Dodatkowo cześć podjazdu jest osłonięta drzewami. Oczywiście, widoki są bajeczne.
Po dobrej godzinie walki wjeżdżam na szczyt. Robię pamiątkowe foto i podziwiam wszystko co mnie otacza.
Vratnik 700 m n.p.m
Adriatyk
Ruiny na przełęczy
Niestety, muszę jechać dalej. Zaczynam szybki zjazd na poziom 420 m n.pm. Znów jadę w fajnej, szerokiej dolinie. Po obu stronach mam fajne góry. Droga wiedzie przez liczne fajne wioski i pola uprawne.
Na 228 km robię pauzę na stacji. Czas na kolację, czyli nektaryny i kanapki.
Powoli zaczyna robić się ciemno. Odpalam lampki z tyłu. Zaliczam kolejny podjazd i przejazd nad autostradą, z której fajnie widać wjazd do tunelu, przez który biegnie autostrada.
Melduję się w wiosce Otocac. Widzę otwartego Lidla. Jest godzina 20.50, a sklep jest czynny do 21.00. Szybko wpadam do środka. Kupuję pasztet, bułkę i wodę do picia. Pakuję całość do sakw i zaczynam szukać odpowiedniego miejsca na nocleg. Chciałem znaleźć coś w centrum (park lub plac zabaw), lecz na moje nieszczęście odbywa się tam jakaś lokalna impreza. Wszędzie pełno ludzi. Nie ma opcji abym tu spał. Nagle, widzę jakiegoś sakwiarza. Podbijam do niego i zagaduję. Okazuje się, iż jest z Węgier. Podróżuje sobie rekreacyjnie po Chorwacji. Coś na rowerze coś pociągiem. I tak z miasta do miasta. Mówi, iż dziś o 2.30 ma pociąg z pobliskiego miasta.
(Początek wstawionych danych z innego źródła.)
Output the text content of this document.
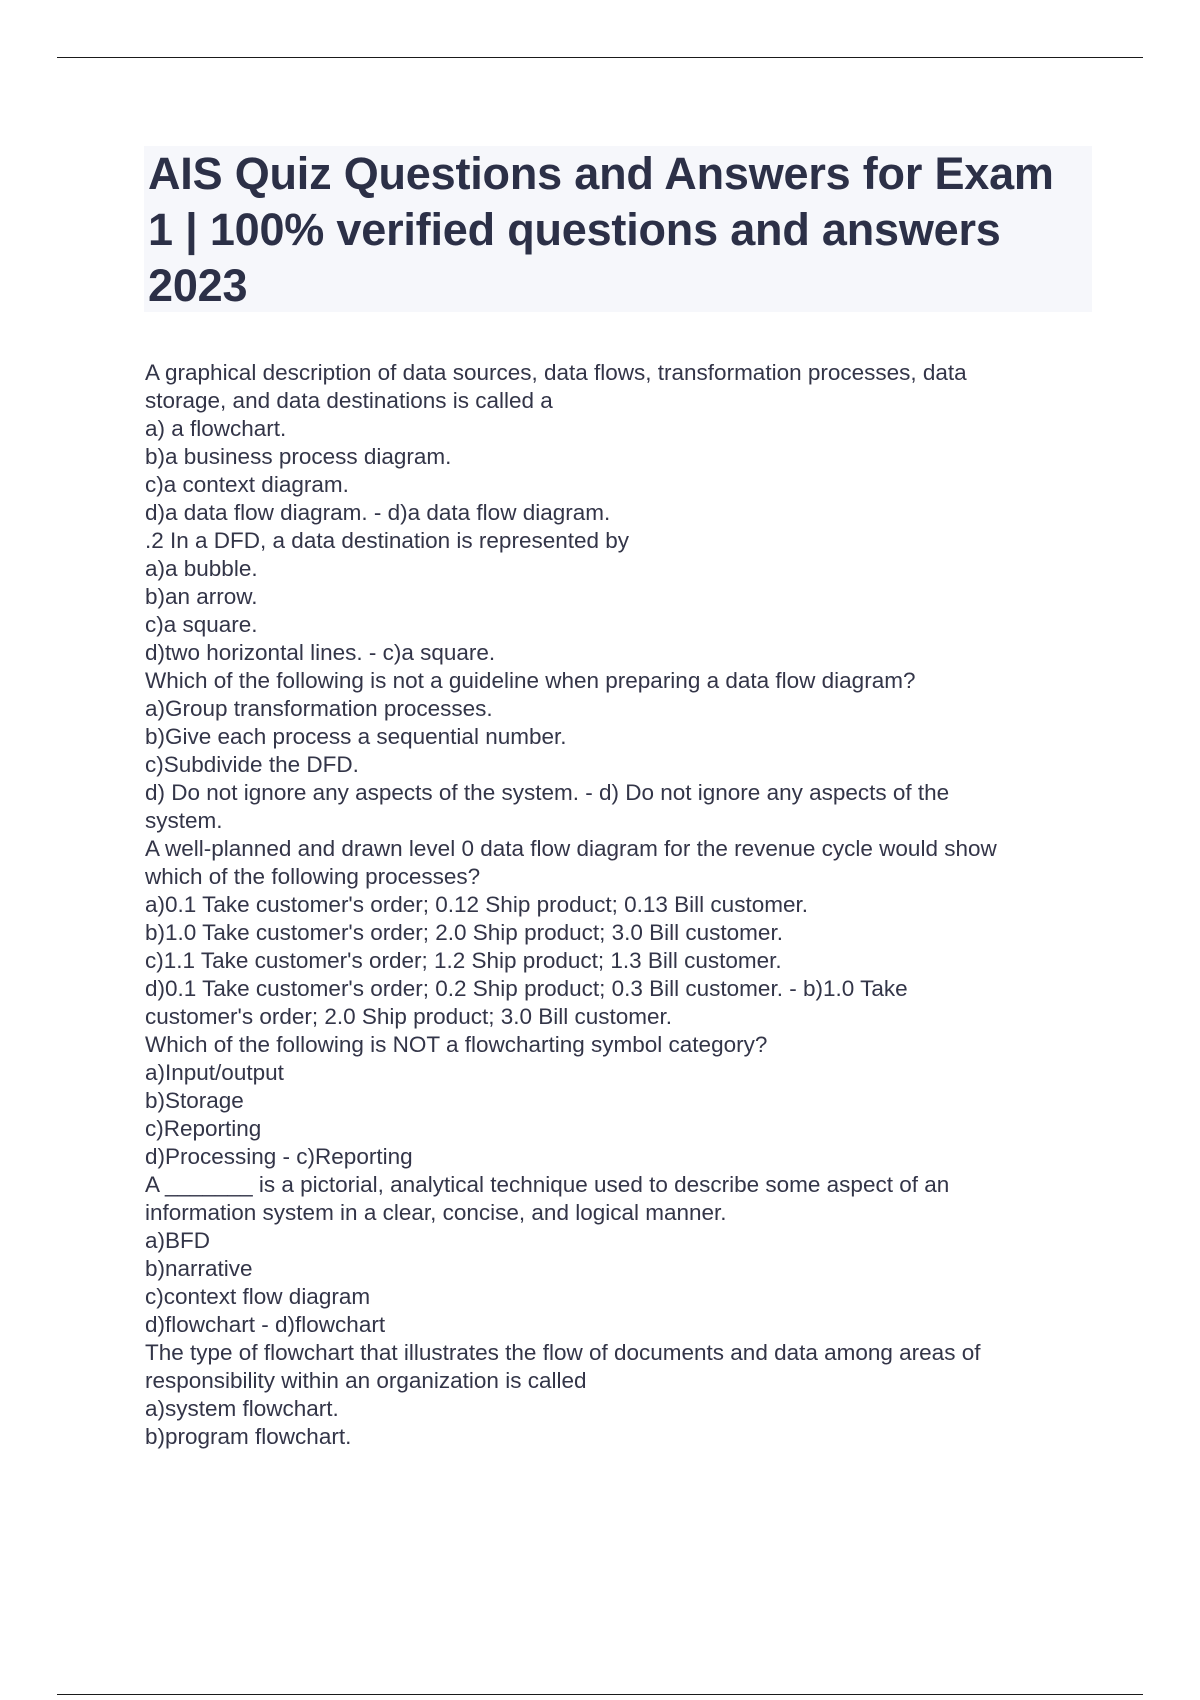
AIS Quiz Questions and Answers for Exam 1 | 100% verified questions and answers 2023
A graphical description of data sources, data flows, transformation processes, data
storage, and data destinations is called a
a) a flowchart.
b)a business process diagram.
c)a context diagram.
d)a data flow diagram. - d)a data flow diagram.
.2 In a DFD, a data destination is represented by
a)a bubble.
b)an arrow.
c)a square.
d)two horizontal lines. - c)a square.
Which of the following is not a guideline when preparing a data flow diagram?
a)Group transformation processes.
b)Give each process a sequential number.
c)Subdivide the DFD.
d) Do not ignore any aspects of the system. - d) Do not ignore any aspects of the
system.
A well-planned and drawn level 0 data flow diagram for the revenue cycle would show
which of the following processes?
a)0.1 Take customer's order; 0.12 Ship product; 0.13 Bill customer.
b)1.0 Take customer's order; 2.0 Ship product; 3.0 Bill customer.
c)1.1 Take customer's order; 1.2 Ship product; 1.3 Bill customer.
d)0.1 Take customer's order; 0.2 Ship product; 0.3 Bill customer. - b)1.0 Take
customer's order; 2.0 Ship product; 3.0 Bill customer.
Which of the following is NOT a flowcharting symbol category?
a)Input/output
b)Storage
c)Reporting
d)Processing - c)Reporting
A _______ is a pictorial, analytical technique used to describe some aspect of an
information system in a clear, concise, and logical manner.
a)BFD
b)narrative
c)context flow diagram
d)flowchart - d)flowchart
The type of flowchart that illustrates the flow of documents and data among areas of
responsibility within an organization is called
a)system flowchart.
b)program flowchart.
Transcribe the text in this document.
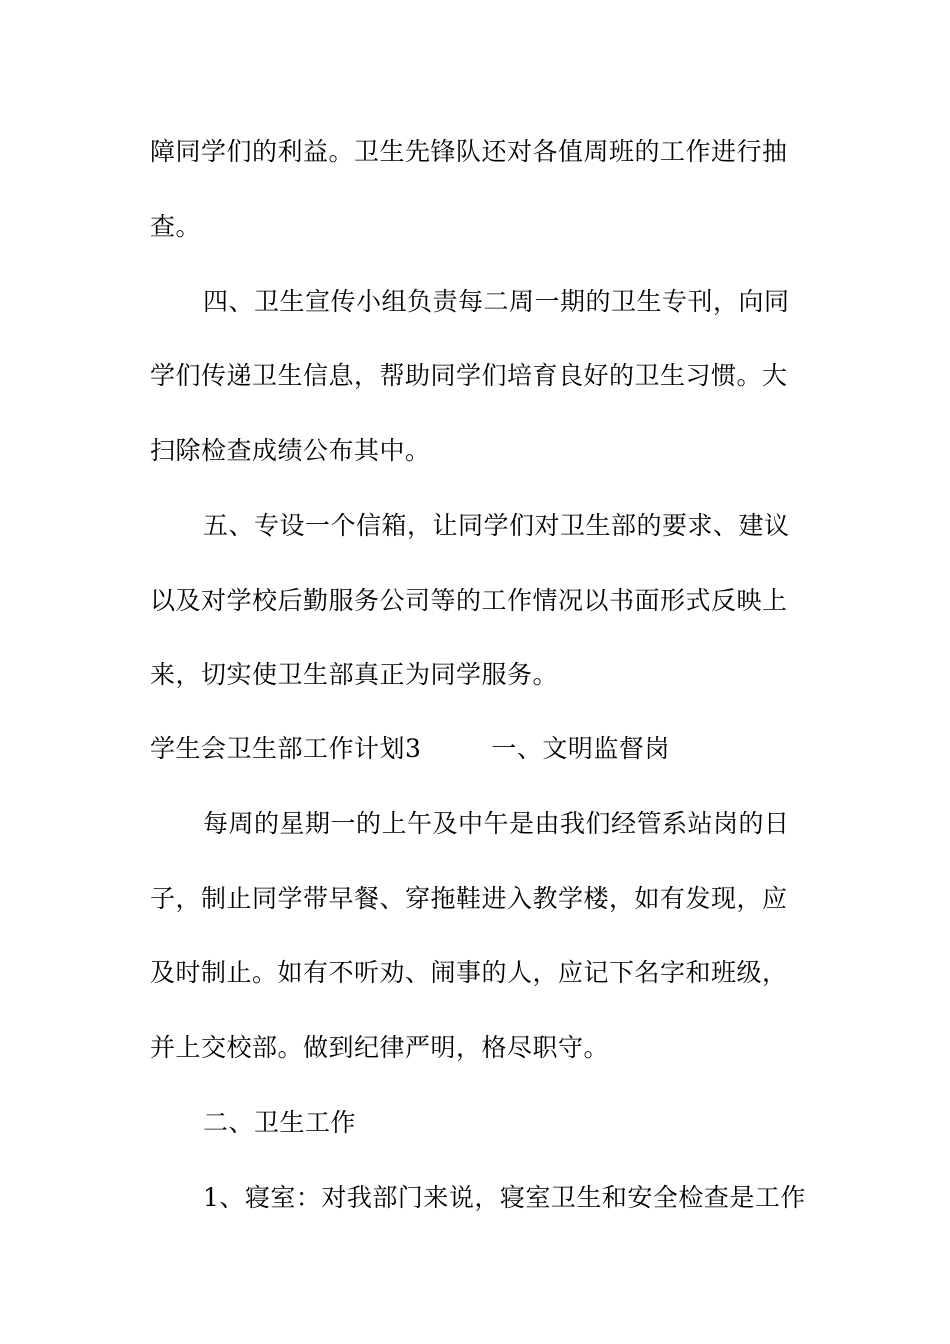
障同学们的利益。卫生先锋队还对各值周班的工作进行抽
查。
四、卫生宣传小组负责每二周一期的卫生专刊，向同
学们传递卫生信息，帮助同学们培育良好的卫生习惯。大
扫除检查成绩公布其中。
五、专设一个信箱，让同学们对卫生部的要求、建议
以及对学校后勤服务公司等的工作情况以书面形式反映上
来，切实使卫生部真正为同学服务。
学生会卫生部工作计划3	一、文明监督岗
每周的星期一的上午及中午是由我们经管系站岗的日
子，制止同学带早餐、穿拖鞋进入教学楼，如有发现，应
及时制止。如有不听劝、闹事的人，应记下名字和班级，
并上交校部。做到纪律严明，格尽职守。
二、卫生工作
1、寝室：对我部门来说，寝室卫生和安全检查是工作
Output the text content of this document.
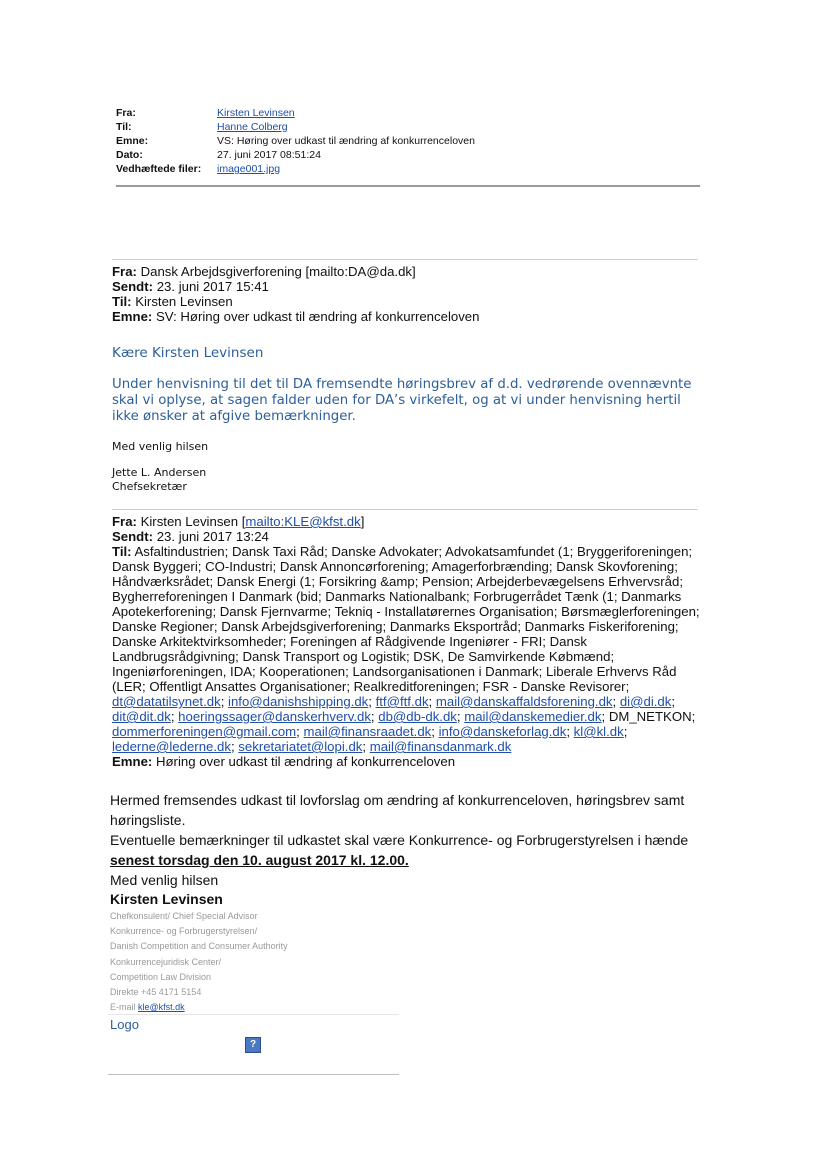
Fra:	Kirsten Levinsen
Til:	Hanne Colberg
Emne:	VS: Høring over udkast til ændring af konkurrenceloven
Dato:	27. juni 2017 08:51:24
Vedhæftede filer:	image001.jpg
Fra: Dansk Arbejdsgiverforening [mailto:DA@da.dk]
Sendt: 23. juni 2017 15:41
Til: Kirsten Levinsen
Emne: SV: Høring over udkast til ændring af konkurrenceloven
Kære Kirsten Levinsen
Under henvisning til det til DA fremsendte høringsbrev af d.d. vedrørende ovennævnte skal vi oplyse, at sagen falder uden for DA’s virkefelt, og at vi under henvisning hertil ikke ønsker at afgive bemærkninger.
Med venlig hilsen
Jette L. Andersen
Chefsekretær
Fra: Kirsten Levinsen [mailto:KLE@kfst.dk]
Sendt: 23. juni 2017 13:24
Til: Asfaltindustrien; Dansk Taxi Råd; Danske Advokater; Advokatsamfundet (1; Bryggeriforeningen; Dansk Byggeri; CO-Industri; Dansk Annoncørforening; Amagerforbrænding; Dansk Skovforening; Håndværksrådet; Dansk Energi (1; Forsikring &amp; Pension; Arbejderbevægelsens Erhvervsråd; Bygherreforeningen I Danmark (bid; Danmarks Nationalbank; Forbrugerrådet Tænk (1; Danmarks Apotekerforening; Dansk Fjernvarme; Tekniq - Installatørernes Organisation; Børsmæglerforeningen; Danske Regioner; Dansk Arbejdsgiverforening; Danmarks Eksportråd; Danmarks Fiskeriforening; Danske Arkitektvirksomheder; Foreningen af Rådgivende Ingeniører - FRI; Dansk Landbrugsrådgivning; Dansk Transport og Logistik; DSK, De Samvirkende Købmænd; Ingeniørforeningen, IDA; Kooperationen; Landsorganisationen i Danmark; Liberale Erhvervs Råd (LER; Offentligt Ansattes Organisationer; Realkreditforeningen; FSR - Danske Revisorer; dt@datatilsynet.dk; info@danishshipping.dk; ftf@ftf.dk; mail@danskaffaldsforening.dk; di@di.dk; dit@dit.dk; hoeringssager@danskerhverv.dk; db@db-dk.dk; mail@danskemedier.dk; DM_NETKON; dommerforeningen@gmail.com; mail@finansraadet.dk; info@danskeforlag.dk; kl@kl.dk; lederne@lederne.dk; sekretariatet@lopi.dk; mail@finansdanmark.dk
Emne: Høring over udkast til ændring af konkurrenceloven
Hermed fremsendes udkast til lovforslag om ændring af konkurrenceloven, høringsbrev samt høringsliste.
Eventuelle bemærkninger til udkastet skal være Konkurrence- og Forbrugerstyrelsen i hænde
senest torsdag den 10. august 2017 kl. 12.00.
Med venlig hilsen
Kirsten Levinsen
Chefkonsulent/ Chief Special Advisor
Konkurrence- og Forbrugerstyrelsen/
Danish Competition and Consumer Authority
Konkurrencejuridisk Center/
Competition Law Division
Direkte +45 4171 5154
E-mail kle@kfst.dk
Logo
?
Częstuje mnie Rakiją i daje swoją wizytówkę. Może go odwiedzę, gdy będę wracał do Polski.
Polak Węgier - dwa bratanki :)
Otocac
Po kilkunastu minutach, muszę go opuścić. Muszę jechać szukać noclegu. Jadę dalej w kierunku Jezior Plitwickich. Jest ok. 22.00 a ja jadę przez szczere pola. W końcu, gdy już zaczynało pojawiać się zwątpienie, wjeżdżam do wioski. Widzę budkę, gdzie gospodarze sprzedają lokalne produkty. Rozważam, aby się tam rozbić. Niestety, zauważył mnie pies i zaczął szczekać. Jadę dalej. Mijam opuszczony kościół. Może tu się rozbiję? Sprawdzam przedsionek i podejmuję decyzję, że jednak nie. Szukam dalej. Cały czas jadę pod górę. W końcu, w ciemnościach zauważam biały napis FreeCamp. O kurde. Ale fart. Z drogi dostrzegam małą budkę. Modlę się aby była otwarta. Zjeżdżam z drogi na teren kempingu. Wita mnie mały piesek, który szczeka, ale na szczęście nie atakuje. Podjeżdżam pod mały domek. W środku nikogo nie ma. Niestety, drzwi są zamknięte. Hmmm. Co tu robić? Sprawdzam zamknięcie. Nagle dochodzę do wniosku, że mogę odkręcić jedną śrubkę z zamka, co pozwoli mi otworzyć drzwi. Szybko szukam śrubokręta. 30 sekund roboty i drzwi otwarte :)
Wchodzę do środka. Czysto, schludnie, bezpiecznie i pod dachem. Wszystko czego mi trzeba. Przekładam klamkę do wewnątrz, zamykam drzwi i rozkładam karimatę. Pakuję się do śpiwora, jem kolację w postaci chleba z pasztetem i o 23.00 idę spać.